算数、数学の類は大嫌いだ。夏休みの宿題で算数のドリルが一番不愉快だった。
数学の問題を解きながら、こんなことは世の中に出てどんな役にたつのかなと、ふて腐れて思ったものだ。三角関数ぐらいなら許せるが、虚数というのは実際に使うようなことはないのだろうと推測したが、あれから半世紀生きてきたが案の定使わなかった。算数は役に立たないと思ったが国語はなんとなく役にたちそうな気がしていた。文学というものを理解するのに有用じゃないかと直感したのだ。

私の今教えている大学についての記事を検索していたら、文学部って何の役に立つんですか、というスレというものが立っていて、同学部の学生や院生と思しき人たちがあれこれ議論していた。
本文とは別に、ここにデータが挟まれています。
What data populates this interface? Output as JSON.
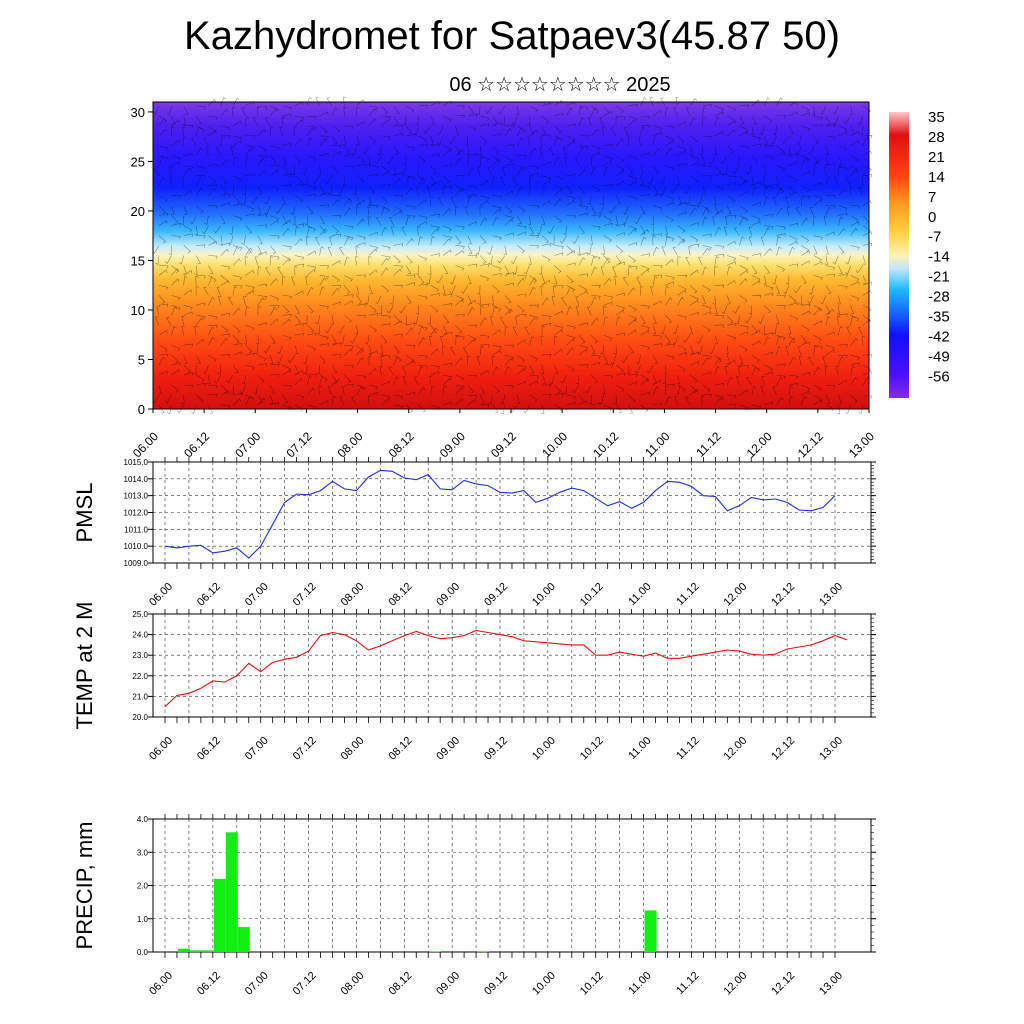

それによると、中学の頃私が考えた数学は役に立たないけど国語は役立つという議論とは正反対の論調があった。どうやらこの問題を提起した学生(と思われる)は、理学部や工学部の教えていることは社会に役に立ちそうだが、文学部にはそういうものがないのではと考えたことから始まったようだ。この問いを受けての学生らの意見が面白い。
その例を紹介する――
ア、個々のケースを見れば、役に立つものもあれば、役に立たないものもある。
イ、大学の学問はほとんど実業に役立つものではない。
ウ、海外からの文学(小説等)の紹介者は大概大学教授である。
エ、文学部はその国の文化レベルの高さを他の国に示すためにある。いわば、外交上の理由(歴史、哲学などがまとまっていない国は文化レベルが低いと見られる)。
オ、文学部はなんだかすごい難解なことに悩む人をまとめて収容する救済機関。
カ、面白いから存在する。
キ、自殺に役立つ。
ク、文学研究が思想史をひっくり返すことはままある。
ケ、やりたいことをやる、そのために大学に来たんやろ?
コ、税金の使い道考えてきたわけやないやろ。
サ、文学部がなかったら、中央食堂が男臭くなる。
シ、どうして役に立つ必要があるのか。役に立つ必要はない。

オ、の意見がおかしい。人生不可解なりと悩みぬく人種が集まっているという意味か。こういう人らはキ、のように自殺に向かうというわけか。この大学はかつての国立大学だから税金が投入されているから、それに見合う成果を大学はもたなければならないと生真面目に考えている意見もある。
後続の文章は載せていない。